There is no single cause as to why the bald eagle population decreased so greatly after the European settlers arrived on American shores. Before the European settlers arrived scientist estimate that there were about half a million bald eagles. Bald eagles lived from the northern areas of Canada to the southern tip of Florida, from California to Alaska, throughout the Great Lakes region and on every concentration of big lakes and rivers. So, how did the eagle population decrease if they were in great supply before? Most of the reason is poisoning from the farmers pesticides, power line electrocution, poaching, and destruction of their natural habitat.
The most lethal factor for the future of bald eagles is the wreaking of their natural environments. As the human population increased, the eagle population decreased. The main factor for this lies in many key reasons. One of these reasons was the fact that the human need for wood is great. Now you may ask, what does wood have to do with bald eagles? Well, as I’m sure you know, wood is the body of trees and bald eagles, like many other birds, live in nests in trees forty to seventy feet from the ground. Each nest is made of branches, sticks, twigs, leaves and trash. Bald eagles live in the same nests all their lives, with their mate, having one to three babies per year. Also, another reason is waterfront property, everyone wants it, but that is the problem. That is where the bald eagles prey, fish, live. When you place your home in front of a large water mass you are limiting their nesting options.
Secondly, even though law prohibits it, poaching of bald eagles is still a threat to their well-being. In Cowichen Valley, Canada, the most unlikely people have been killing off fifty eagles a year for the past ten years. One person states ‘ not a week that goes by that at night you don’t hear rifle shots’. Well, then who is responsible for all the dead eagles? For the most part the bald eagles in Cowichen Valley are being killed by the natives in that region. One native man from that area was found with a storage locker full of one-hundred dead eagles, and ninety pairs of eagle talons. That man was sentenced to nine years in jail. A small price to pay for that crime, I think. Also, Canadian authorities don’t plan to add to the charges any further. Yet, at one time in history farmers put a bounty on bald eagles because the farmers believed they were killing livestock. When settlers arrived they saw the eagles as competition. Humans shot them for food and game.
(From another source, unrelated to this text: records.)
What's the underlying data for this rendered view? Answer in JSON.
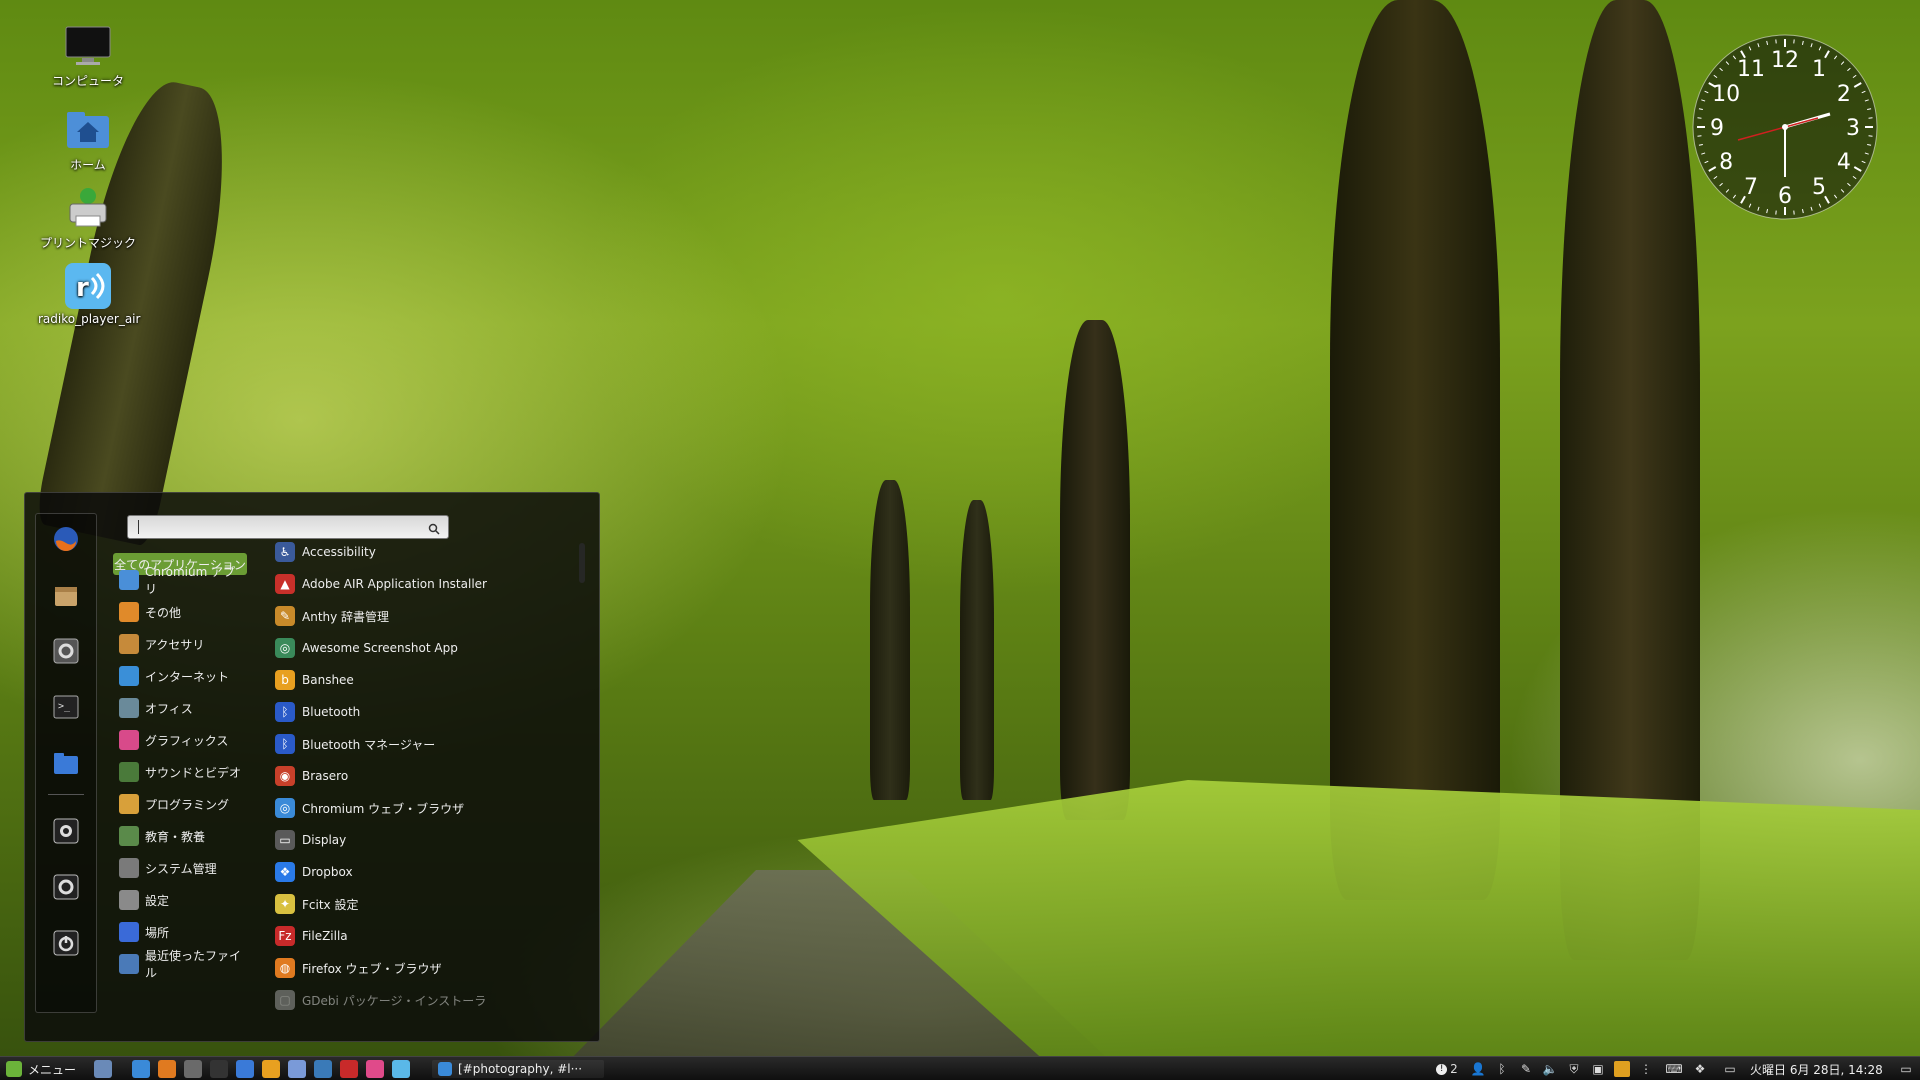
{
  "desktop": {
    "icons": [
      {
        "label": "コンピュータ",
        "icon": "monitor-icon"
      },
      {
        "label": "ホーム",
        "icon": "home-folder-icon"
      },
      {
        "label": "プリントマジック",
        "icon": "printer-icon"
      },
      {
        "label": "radiko_player_air",
        "icon": "radiko-icon"
      }
    ]
  },
  "clock": {
    "numerals": [
      "12",
      "1",
      "2",
      "3",
      "4",
      "5",
      "6",
      "7",
      "8",
      "9",
      "10",
      "11"
    ]
  },
  "menu": {
    "search": {
      "placeholder": ""
    },
    "favorites": [
      {
        "name": "firefox",
        "icon": "firefox-icon"
      },
      {
        "name": "software-manager",
        "icon": "package-icon"
      },
      {
        "name": "system-settings",
        "icon": "settings-icon"
      },
      {
        "name": "terminal",
        "icon": "terminal-icon"
      },
      {
        "name": "files",
        "icon": "folder-icon"
      },
      {
        "name": "lock-screen",
        "icon": "lock-icon"
      },
      {
        "name": "logout",
        "icon": "logout-icon"
      },
      {
        "name": "shutdown",
        "icon": "power-icon"
      }
    ],
    "categories": [
      {
        "label": "全てのアプリケーション",
        "color": "#6b9d34"
      },
      {
        "label": "Chromium アプリ",
        "color": "#4a8fd8"
      },
      {
        "label": "その他",
        "color": "#e08a2a"
      },
      {
        "label": "アクセサリ",
        "color": "#c68a3a"
      },
      {
        "label": "インターネット",
        "color": "#3a8fd8"
      },
      {
        "label": "オフィス",
        "color": "#6a8a9a"
      },
      {
        "label": "グラフィックス",
        "color": "#d84a8a"
      },
      {
        "label": "サウンドとビデオ",
        "color": "#4a7a3a"
      },
      {
        "label": "プログラミング",
        "color": "#d8a03a"
      },
      {
        "label": "教育・教養",
        "color": "#5a8a4a"
      },
      {
        "label": "システム管理",
        "color": "#7a7a7a"
      },
      {
        "label": "設定",
        "color": "#8a8a8a"
      },
      {
        "label": "場所",
        "color": "#3a6ad8"
      },
      {
        "label": "最近使ったファイル",
        "color": "#4a7ab8"
      }
    ],
    "applications": [
      {
        "label": "Accessibility",
        "color": "#3a5a9a",
        "glyph": "♿"
      },
      {
        "label": "Adobe AIR Application Installer",
        "color": "#c8302a",
        "glyph": "▲"
      },
      {
        "label": "Anthy 辞書管理",
        "color": "#c88a2a",
        "glyph": "✎"
      },
      {
        "label": "Awesome Screenshot App",
        "color": "#3a8a5a",
        "glyph": "◎"
      },
      {
        "label": "Banshee",
        "color": "#e8a020",
        "glyph": "b"
      },
      {
        "label": "Bluetooth",
        "color": "#2a5ac8",
        "glyph": "ᛒ"
      },
      {
        "label": "Bluetooth マネージャー",
        "color": "#2a5ac8",
        "glyph": "ᛒ"
      },
      {
        "label": "Brasero",
        "color": "#c8402a",
        "glyph": "◉"
      },
      {
        "label": "Chromium ウェブ・ブラウザ",
        "color": "#3a8ad8",
        "glyph": "◎"
      },
      {
        "label": "Display",
        "color": "#5a5a5a",
        "glyph": "▭"
      },
      {
        "label": "Dropbox",
        "color": "#2a7ae8",
        "glyph": "❖"
      },
      {
        "label": "Fcitx 設定",
        "color": "#d8c040",
        "glyph": "✦"
      },
      {
        "label": "FileZilla",
        "color": "#c82a2a",
        "glyph": "Fz"
      },
      {
        "label": "Firefox ウェブ・ブラウザ",
        "color": "#e07a20",
        "glyph": "◍"
      },
      {
        "label": "GDebi パッケージ・インストーラ",
        "color": "#aaaaaa",
        "glyph": "▢"
      }
    ]
  },
  "taskbar": {
    "menu_label": "メニュー",
    "launchers": [
      "show-desktop-icon",
      "chromium-icon",
      "firefox-icon",
      "system-monitor-icon",
      "terminal-icon",
      "files-icon",
      "banshee-icon",
      "pidgin-icon",
      "thunderbird-icon",
      "filezilla-icon",
      "gimp-icon",
      "shotwell-icon"
    ],
    "window_title": "[#photography, #l···",
    "tray": {
      "notification_count": "2",
      "datetime": "火曜日 6月 28日, 14:28"
    }
  }
}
The bald eagle is the second largest bird in north America and the first is the California Conador. Yet, the eagle's size can be an advantage or a disadvantage. The advantage is that it sits happily on the top of its food chain. The disadvantage is that when landing on power poles and taking off, the flapping of its massive wings hits power boxes electrocuting them to death. Also, in bad weather, power lines seem invisible making it easy for the eagles to run into, also, electrocuting them to death.
The last thing killing off the eagles is poision from farmers' pesticides. Some of the pesticides are strong enough that surrounding wildlife will not or would not recover for three to five generations. Also, DDT, a pesticide that was popular a few years back, was banned because of the immemse amount of eagles it killed. DDT was so powerful that it still affects eagles in certain areas of the U.S., even though it has been banned for over thirty years. Yet, Mexico still can use it.
To help the bald eagle, a few precautions have been made. In 1940, the Bald Eagle Protection Act was established. The act has increased public awareness of the diminishing bald eagle population. It also made it illegal to shoot, poison, collect or trade bald eagle parts.